Bundle requests are processed as a whole, and each operation need to successfully exit the ingestion pipeline for the bundle to be persisted. A bundle request result in a single task being created by the system. That task is associated with multiple pipeline execution, one for every record’s CREATE and UPDATE operations.

  1. If any record/relationship matches any of the ingestion pipeline step triggers, an ACCEPTED response is returned by the system and the records/relationships will be processed asynchronously. You will receive a task id with which you can query for the task corresponding to this request.

    {
        "status": "ACCEPTED",
        "taskId": "s_2wgHKz8Zqt9p9JVAWy1kFh8wwnq"
    }
  2. If no record/relationship match any of the ingestion pipeline step triggers, a PERSISTED response is returned by the system indicating the records/relationships have been processed synchronously. You will still receive a task id with which you can query for the task corresponding to this request.

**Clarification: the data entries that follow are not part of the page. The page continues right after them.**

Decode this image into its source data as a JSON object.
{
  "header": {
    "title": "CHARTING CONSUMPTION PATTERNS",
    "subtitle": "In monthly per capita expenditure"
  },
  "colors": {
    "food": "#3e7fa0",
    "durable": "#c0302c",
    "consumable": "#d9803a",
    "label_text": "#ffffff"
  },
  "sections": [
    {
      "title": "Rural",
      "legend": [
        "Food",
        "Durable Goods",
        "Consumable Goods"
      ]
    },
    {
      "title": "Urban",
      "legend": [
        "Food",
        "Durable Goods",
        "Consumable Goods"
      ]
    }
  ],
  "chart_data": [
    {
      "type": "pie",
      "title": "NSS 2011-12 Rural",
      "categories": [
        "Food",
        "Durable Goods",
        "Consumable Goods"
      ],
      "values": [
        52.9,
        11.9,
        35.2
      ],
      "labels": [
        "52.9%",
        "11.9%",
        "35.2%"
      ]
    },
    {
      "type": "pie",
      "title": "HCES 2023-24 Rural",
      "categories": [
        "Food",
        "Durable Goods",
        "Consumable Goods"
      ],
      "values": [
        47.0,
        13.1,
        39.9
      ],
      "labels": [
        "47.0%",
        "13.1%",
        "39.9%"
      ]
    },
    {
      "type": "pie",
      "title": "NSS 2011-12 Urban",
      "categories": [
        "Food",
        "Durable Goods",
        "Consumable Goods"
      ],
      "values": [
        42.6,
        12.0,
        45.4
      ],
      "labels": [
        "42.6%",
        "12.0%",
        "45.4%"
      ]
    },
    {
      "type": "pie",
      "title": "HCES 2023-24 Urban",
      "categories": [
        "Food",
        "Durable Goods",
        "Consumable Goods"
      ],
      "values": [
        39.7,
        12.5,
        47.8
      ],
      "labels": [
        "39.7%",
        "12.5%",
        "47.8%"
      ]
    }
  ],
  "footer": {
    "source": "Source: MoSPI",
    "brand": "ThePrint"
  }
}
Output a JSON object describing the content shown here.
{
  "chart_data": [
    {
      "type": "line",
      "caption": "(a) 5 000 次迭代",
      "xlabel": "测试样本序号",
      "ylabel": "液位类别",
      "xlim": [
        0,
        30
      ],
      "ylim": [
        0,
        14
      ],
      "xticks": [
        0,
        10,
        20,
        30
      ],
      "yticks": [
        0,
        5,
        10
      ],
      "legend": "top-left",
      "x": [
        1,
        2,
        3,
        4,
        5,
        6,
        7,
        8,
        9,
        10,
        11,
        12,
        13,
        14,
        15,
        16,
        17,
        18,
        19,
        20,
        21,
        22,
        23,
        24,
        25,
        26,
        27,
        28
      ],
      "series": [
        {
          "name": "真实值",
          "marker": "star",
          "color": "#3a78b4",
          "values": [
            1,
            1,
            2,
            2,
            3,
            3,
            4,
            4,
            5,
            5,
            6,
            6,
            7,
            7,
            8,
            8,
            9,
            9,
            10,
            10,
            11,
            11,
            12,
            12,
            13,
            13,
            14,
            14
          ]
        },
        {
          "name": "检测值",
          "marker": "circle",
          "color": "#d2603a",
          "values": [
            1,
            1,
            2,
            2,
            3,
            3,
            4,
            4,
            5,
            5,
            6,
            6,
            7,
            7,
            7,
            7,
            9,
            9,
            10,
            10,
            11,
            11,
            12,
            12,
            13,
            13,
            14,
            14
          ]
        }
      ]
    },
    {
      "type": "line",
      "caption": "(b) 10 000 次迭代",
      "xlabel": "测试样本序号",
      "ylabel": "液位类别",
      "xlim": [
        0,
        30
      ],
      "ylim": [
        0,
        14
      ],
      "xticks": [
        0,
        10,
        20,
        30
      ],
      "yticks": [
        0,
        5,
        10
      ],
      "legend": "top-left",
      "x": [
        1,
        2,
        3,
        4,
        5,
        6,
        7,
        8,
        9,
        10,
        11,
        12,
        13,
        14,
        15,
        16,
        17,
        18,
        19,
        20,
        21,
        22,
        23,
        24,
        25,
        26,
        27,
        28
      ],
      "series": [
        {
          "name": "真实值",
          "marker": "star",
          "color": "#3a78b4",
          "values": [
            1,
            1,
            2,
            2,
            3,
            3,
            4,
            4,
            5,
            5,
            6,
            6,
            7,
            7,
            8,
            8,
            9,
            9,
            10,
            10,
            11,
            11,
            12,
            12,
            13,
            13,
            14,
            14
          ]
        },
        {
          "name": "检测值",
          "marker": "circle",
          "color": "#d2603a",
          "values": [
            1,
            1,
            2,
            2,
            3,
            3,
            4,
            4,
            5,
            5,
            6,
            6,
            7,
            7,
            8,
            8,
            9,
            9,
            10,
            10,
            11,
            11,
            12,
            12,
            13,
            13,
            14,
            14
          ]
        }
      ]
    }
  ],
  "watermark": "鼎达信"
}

Synchronous bundles will be deprecated in the future and will become 100% asynchronous, ingestion pipeline or not. We recommend processing all bundle responses as if they wereACCEPTED instead of PERSISTED.

{
		"relationshipOperationReceipts": [],
    "resourceOperationReceipts": []
    "status": "PERSISTED",
    "taskId": "s_2wgHKz8Zqt9p9JVAWy1kFh8wwnq"
}

Because bundle are processed as a transaction, all records/relationships need to exit their respective pipeline execution before the bundle is persisted. As long as at least one operation remains in the ingestion pipeline, the bundle’s status and all underlying operations will remain PENDING.

{
    "receipts": [
        {
            "action": "CREATE",
            "id": "2winvFQpOPlwmS8hAf3HjQbteCJ",
            "pipelineExecution": {
                "id": "2winvKoJxdEIMeGnRAu1B6UmyJn",
                "pipelineDefinitionId": "clinic.1",
                "status": "SUCCESSFUL"
            },
            "receivedAt": "2025-05-06T12:11:30.838Z",
            "status": "PENDING",
            "targetType": "RESOURCE",
            "taskId": "bd_2winvHvw8oMXWAtefbcI9j6zytL",
            "type": "clinic"
        },
        {
            "action": "CREATE",
            "id": "2winvJuYG1YMarssGdN5ojTE8Sg",
            "pipelineExecution": {
                "id": "2winvG4ysVmapoh25oDdO1OlSJh",
                "pipelineDefinitionId": "clinic.1",
                "status": "IN_REVIEW"
            },
            "receivedAt": "2025-05-06T12:11:30.838Z",
            "status": "PENDING",
            "targetType": "RESOURCE",
            "taskId": "bd_2winvHvw8oMXWAtefbcI9j6zytL",
            "type": "clinic"
        }
    ],
    "status": "PENDING",
    "taskId": "bd_2winvHvw8oMXWAtefbcI9j6zytL"
}

DELETE operations do not result in a pipeline execution, but they will still be attributed a task ID like the CREATE and UPDATE operations.

bundle-request.png

Concurrent Requests

Only one active pipeline execution can exists for specific record at any given time. If a record is currently sitting in a queue, and another update to the same record is sent to the system, the initial pipeline execution will be canceled by the system in favor of the second.

Since all operations of a bundle are dependent on one another to succeed, cancelling any of the bundle operation pipeline execution will result in the entire bundle being dropped. This means a concurrent request to a record/relationship that is part of a bundle will short-circuit the execution of the entire bundle if it is still PENDING.